I’ve long worried New York City in particular may be a powder keg for the battery storage sector given its omnipresence as a popular media environment. If it happens in New York, the rest of the world learns about it.
I feel like the power of the New York media environment is not lost on Staten Island borough president Vito Fossella, a de facto leader of the anti-BESS movement in the boroughs. Last fall I interviewed Fossella, whose rhetorical strategy often leans on painting Staten Island as an overburdened community. (At least 13 battery storage projects have been in the works in Staten Island according to recent reporting. Fossella claims that is far more than any amount proposed elsewhere in the city.) He often points to battery blazes that happen elsewhere in the country, as well as fears about lithium-ion scooters that have caught fire. His goal is to enact very large setback distance requirements for battery storage, at a minimum.
“You can still put them throughout the city but you can’t put them next to people’s homes – what happens if one of these goes on fire next to a gas station,” he told me at the time, chalking the wider city government’s reluctance to capitulate on batteries to a “political problem.”
Well, I’m going to hold my breath for the real political problem in waiting – the inevitable backlash that happens when Mallitokis, D’Esposito, and others take this fight to Congress and the national stage.
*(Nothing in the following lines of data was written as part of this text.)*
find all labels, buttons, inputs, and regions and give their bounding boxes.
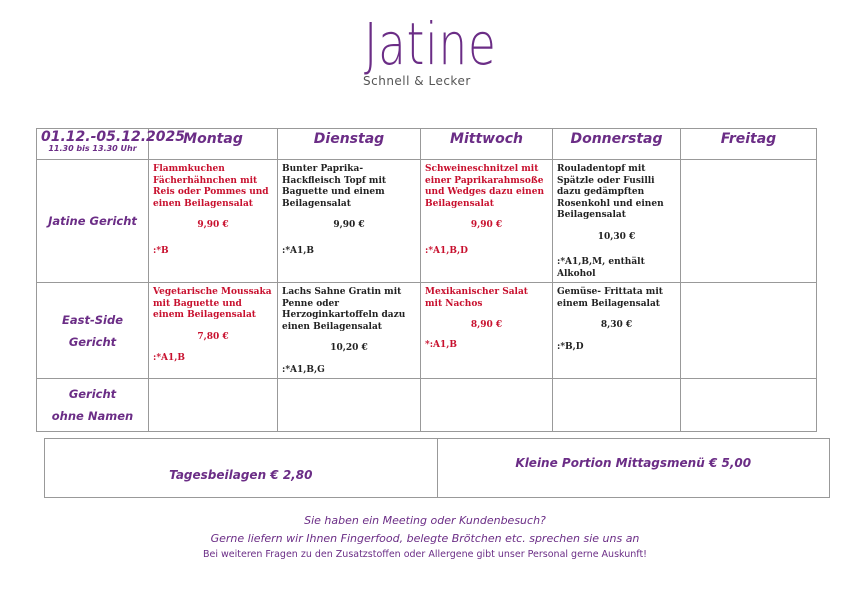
logo-name: Jatine (364, 10, 497, 78)
footer-meeting-question: Sie haben ein Meeting oder Kundenbesuch? (304, 514, 546, 527)
weekly-menu-table (36, 128, 817, 432)
dish-cell-empty (421, 379, 553, 432)
dish-price: 8,90 € (470, 320, 503, 330)
dish-price: 9,90 € (333, 220, 365, 230)
dish-description: Bunter Paprika- Hackfleisch Topf mit Baguette und einem Beilagensalat (282, 164, 387, 209)
dish-cell-empty (149, 379, 278, 432)
row-label-line: Gericht (68, 334, 117, 349)
day-wednesday: Mittwoch (421, 129, 553, 160)
dish-cell-empty (681, 160, 817, 283)
dish-cell-empty (681, 379, 817, 432)
row-label-line: ohne Namen (51, 409, 134, 423)
dish-description: Mexikanischer Salat mit Nachos (425, 287, 528, 309)
dish-allergens: :*A1,B,D (425, 245, 468, 256)
dish-cell (553, 160, 681, 283)
header-row (37, 129, 817, 160)
dish-description: Schweineschnitzel mit einer Paprikarahmsoße und Wedges dazu einen Beilagensalat (425, 164, 544, 209)
dish-description: Flammkuchen Fächerhähnchen mit Reis oder Pommes und einen Beilagensalat (153, 164, 269, 209)
dish (153, 287, 273, 365)
small-portion-price: Kleine Portion Mittagsmenü € 5,00 (437, 439, 830, 497)
dish-description: Gemüse- Frittata mit einem Beilagensalat (557, 287, 663, 309)
dish-allergens: :*A1,B,M, enthält Alkohol (557, 257, 645, 279)
table-row-unnamed (37, 379, 817, 432)
footer-allergen-note: Bei weiteren Fragen zu den Zusatzstoffen oder Allergene gibt unser Personal gerne Auskunft! (203, 549, 647, 560)
dish-cell-empty (553, 379, 681, 432)
dish-description: Rouladentopf mit Spätzle oder Fusilli dazu gedämpften Rosenkohl und einen Beilagensalat (557, 164, 664, 220)
side-dishes-price: Tagesbeilagen € 2,80 (169, 468, 313, 482)
dish (425, 164, 548, 257)
dish-allergens: :*B,D (557, 341, 584, 352)
dish-price: 10,20 € (330, 343, 368, 353)
dish-price: 9,90 € (197, 220, 229, 230)
dish-allergens: :*A1,B (282, 245, 315, 256)
dish-cell (149, 160, 278, 283)
dish-allergens: :*B (153, 245, 169, 256)
dish-cell (421, 160, 553, 283)
row-label-unnamed (37, 379, 149, 432)
day-monday: Montag (149, 129, 278, 160)
row-label-east-side (37, 283, 149, 379)
day-tuesday: Dienstag (278, 129, 421, 160)
dish (282, 164, 416, 257)
dish-price: 7,80 € (197, 331, 229, 342)
dish-cell (553, 283, 681, 379)
extras-box (44, 438, 830, 498)
day-friday: Freitag (681, 129, 817, 160)
logo-tagline: Schnell & Lecker (363, 74, 471, 88)
row-label-jatine: Jatine Gericht (37, 160, 149, 283)
dish (557, 287, 676, 353)
dish (282, 287, 416, 376)
dish-cell-empty (681, 283, 817, 379)
day-thursday: Donnerstag (553, 129, 681, 160)
dish-cell (278, 283, 421, 379)
dish-cell (149, 283, 278, 379)
dish-price: 9,90 € (470, 220, 503, 230)
dish (425, 287, 548, 351)
dish-allergens: :*A1,B,G (282, 364, 325, 375)
dish-cell (421, 283, 553, 379)
table-row-jatine (37, 160, 817, 283)
row-label-line: Gericht (68, 387, 117, 401)
dish (557, 164, 676, 280)
dish (153, 164, 273, 257)
jatine-logo (360, 10, 500, 90)
dish-price: 10,30 € (597, 231, 636, 242)
dish-cell (278, 160, 421, 283)
week-dates: 01.12.-05.12.2025 (41, 129, 185, 145)
dish-allergens: :*A1,B (153, 353, 186, 363)
week-date-cell (37, 129, 185, 160)
table-row-east-side (37, 283, 817, 379)
dish-description: Lachs Sahne Gratin mit Penne oder Herzoginkartoffeln dazu einen Beilagensalat (282, 287, 406, 332)
opening-hours: 11.30 bis 13.30 Uhr (48, 144, 137, 153)
dish-allergens: *:A1,B (425, 339, 458, 350)
dish-price: 8,30 € (600, 320, 633, 330)
footer-catering-offer: Gerne liefern wir Ihnen Fingerfood, belegte Brötchen etc. sprechen sie uns an (210, 532, 640, 545)
dish-cell-empty (278, 379, 421, 432)
dish-description: Vegetarische Moussaka mit Baguette und einem Beilagensalat (153, 287, 272, 320)
row-label-line: East-Side (62, 312, 123, 327)
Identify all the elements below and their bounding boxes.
I bet that’s probably why American Clean Power just sent me a notice for a press briefing on battery safety next week …
And more of the week’s top conflicts around renewable energy.
1. Queen Anne’s County, Maryland – They really don’t want you to sign a solar lease out in the rural parts of this otherwise very pro-renewables state.
2. Logan County, Ohio – Staff for the Ohio Power Siting Board have recommended it reject Open Road Renewables’ Grange Solar agrivoltaics project.
3. Bandera County, Texas – On a slightly brighter note for solar, it appears that Pine Gate Renewables’ Rio Lago solar project might just be safe from county restrictions.
Here’s what else we’re watching…
In Illinois, Armoracia Solar is struggling to get necessary permits from Madison County.
In Kentucky, the mayor of Lexington is getting into a public spat with East Kentucky Power Cooperative over solar.
In Michigan, Livingston County is now backing the legal challenge to Michigan’s state permitting primacy law.